Here's an argument for why you can't have any elements $\beta \in I\setminus S$ such that $\beta$ is in the square with vertices $\{0, \alpha, i\alpha, (1+i)\alpha\}$. Let's suppose, for a contradiction, that you had such a $\beta$. Let $d_{1}$ be the distance between $\beta$ and $0$, and let $d_{2}$ be the distance between $\beta$ and $(1+i)\alpha$. I claim that $$\min\{d_{1}, d_{2}\} <\sqrt{N(\alpha)}.$$
What is $\sqrt{N(\alpha)}?$ It is the distance from $\alpha$ to $0$, hence it is the side length of the square.
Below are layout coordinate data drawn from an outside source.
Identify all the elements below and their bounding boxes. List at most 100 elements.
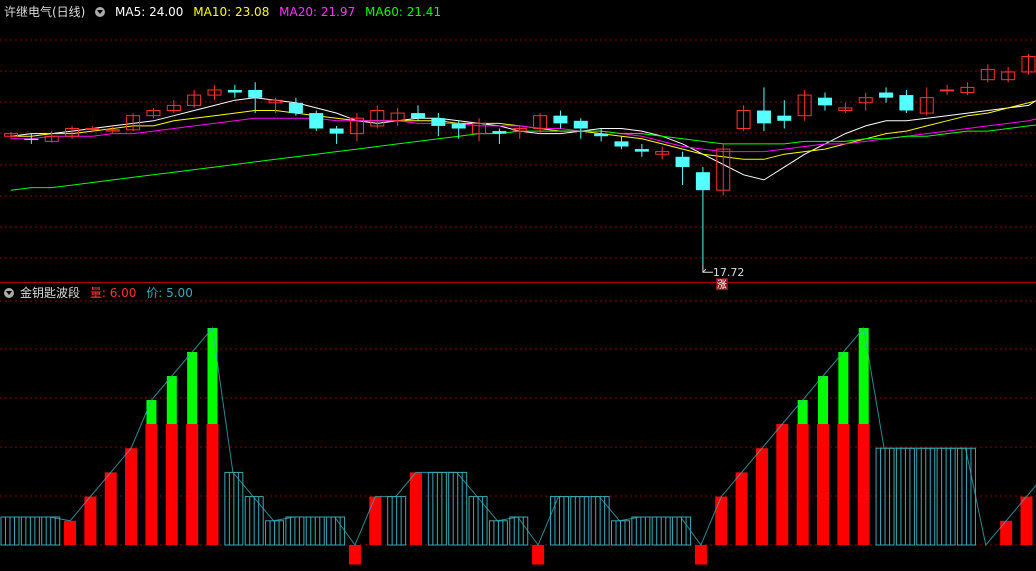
candle: [553, 110, 568, 129]
wave-bar: [348, 545, 361, 565]
wave-bar: [916, 447, 936, 546]
rise-badge-text: 涨: [717, 279, 727, 291]
candle-body: [634, 149, 649, 152]
candle: [797, 89, 812, 121]
wave-bar-red: [125, 448, 138, 545]
wave-bar: [145, 400, 158, 545]
wave-bar-red: [1000, 520, 1013, 545]
indicator-name[interactable]: 金钥匙波段: [20, 286, 80, 300]
candle-body: [940, 89, 955, 92]
low-label: 17.72: [713, 266, 745, 279]
wave-bar-red: [735, 472, 748, 545]
price-label: 价: 5.00: [146, 286, 193, 300]
wave-bar: [125, 448, 138, 545]
wave-bar-green: [838, 352, 849, 424]
wave-bar: [448, 471, 468, 546]
candle-body: [309, 113, 324, 129]
candle-body: [695, 172, 710, 191]
candle-body: [329, 128, 344, 134]
candle: [309, 110, 324, 132]
wave-bar-red: [857, 424, 870, 545]
wave-bar: [509, 516, 529, 546]
wave-bar: [41, 516, 61, 546]
wave-bar: [427, 471, 447, 546]
candle: [207, 84, 222, 101]
candle: [533, 113, 548, 134]
wave-bar-red: [348, 545, 361, 565]
wave-bar: [570, 496, 590, 546]
candle-body: [492, 131, 507, 134]
wave-bar: [285, 516, 305, 546]
wave-bar: [84, 496, 97, 545]
wave-bar-red: [369, 496, 382, 545]
wave-bar-green: [166, 376, 177, 424]
wave-bar: [1020, 496, 1033, 545]
wave-bar: [875, 447, 895, 546]
wave-bar: [468, 496, 488, 546]
wave-bar: [549, 496, 569, 546]
wave-bar: [64, 520, 77, 545]
candle-body: [675, 156, 690, 168]
indicator-header: 金钥匙波段 量: 6.00 价: 5.00: [4, 284, 199, 302]
candle: [573, 118, 588, 139]
wave-trend-line: [9, 326, 1036, 547]
wave-bar-red: [410, 472, 422, 545]
wave-bar-green: [858, 328, 869, 424]
wave-bar: [410, 472, 422, 545]
candle-body: [594, 133, 609, 137]
wave-bar-green: [187, 352, 198, 424]
wave-bar: [1000, 520, 1013, 545]
wave-bar: [895, 447, 915, 546]
wave-bar: [857, 328, 870, 545]
ma5-label: MA5: 24.00: [115, 5, 184, 19]
candle: [451, 120, 466, 139]
wave-bar: [186, 352, 199, 545]
wave-bar: [837, 352, 850, 545]
candle: [248, 82, 263, 114]
wave-bar-red: [206, 424, 219, 545]
candle: [655, 146, 670, 160]
wave-bar-red: [165, 424, 178, 545]
candle: [126, 113, 141, 132]
wave-bar-green: [207, 328, 218, 424]
candle-body: [899, 95, 914, 111]
candle: [777, 100, 792, 129]
candle: [594, 128, 609, 142]
collapse-icon[interactable]: [95, 7, 106, 17]
wave-bar-red: [796, 424, 809, 545]
wave-bar: [796, 400, 809, 545]
wave-bar: [651, 516, 671, 546]
wave-bar-green: [818, 376, 828, 424]
wave-bar: [488, 520, 508, 546]
candle: [736, 105, 751, 132]
collapse-icon[interactable]: [4, 288, 14, 298]
candle-body: [573, 120, 588, 129]
candle-body: [553, 115, 568, 124]
candle: [227, 84, 242, 98]
wave-bar-red: [532, 545, 545, 565]
wave-bar-red: [186, 424, 199, 545]
wave-bar: [305, 516, 325, 546]
wave-bar: [956, 447, 976, 546]
candle-body: [85, 128, 100, 131]
stock-name[interactable]: 许继电气(日线): [4, 5, 85, 19]
candle-body: [614, 141, 629, 147]
candle: [1001, 66, 1016, 83]
ma60-label: MA60: 21.41: [365, 5, 442, 19]
candle: [818, 92, 832, 111]
candle: [166, 100, 181, 114]
wave-bar: [326, 516, 346, 546]
candle: [960, 82, 975, 96]
candle: [879, 87, 894, 103]
wave-bar: [0, 516, 20, 546]
candle-body: [248, 89, 263, 98]
wave-bar: [715, 496, 728, 545]
candle-body: [24, 138, 39, 141]
wave-bar: [817, 376, 829, 545]
candle: [472, 118, 487, 142]
candle: [838, 102, 853, 114]
wave-bar: [244, 496, 264, 546]
wave-bar: [936, 447, 956, 546]
candle-body: [818, 97, 832, 106]
wave-bar: [672, 516, 692, 546]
The points that are distance $\sqrt{N(\alpha)}$ or less from $0$ lie in a quarter-circle of radius $\sqrt{N(\alpha)}$ centered at $0$, and similarly for $(1+i)\alpha$. If you draw the picture, you see that the union of these two quarter-circles covers the entire square, hence every point in the square has either distance less than or equal to $\sqrt{N(\alpha)}$ from $0$, and/or distance less than or equal to $\sqrt{N(\alpha)}$ from $(1+i)\alpha.$ Furthermore, note that equality is only achieved at the vertices $\alpha, i\alpha.$
Since our element $\beta$ is not in $S$, it is not equal to $\alpha, i\alpha,$ so the inequalities are strict, and we have $\min\{d_{1}, d_{2}\} <\sqrt{N(\alpha)}$ as claimed. If $d_{1} < \sqrt{N(\alpha)}$, then $d_{1}^{2} < N(\alpha).$ But $d_{1}^2$ is the square of the distance from $\beta$ to $0$, so $d_{1}^{2} = N(\beta).$ This contradicts the minimality of $N(\alpha).$
On the other hand, suppose $d_{2} < \sqrt{N(\alpha)}.$ Note that the distance $d_{2}$ between $b$ and $(1+i)\alpha$ is the same as the distance between $\beta - (1+i)\alpha$ and $0.$ So, by the same argument, the norm of $\beta - (1+i)\alpha$ is less than the norm of $\alpha$. But $\beta - (1+i)\alpha$ is an element of the ideal, contradiction.
So we've shown that you don't have any points of $I$ in the square $\{0, \alpha, i\alpha, (1+i)\alpha\}$ which aren't the vertices. Using the translation idea in the previous paragraph, can you do this for all the other squares?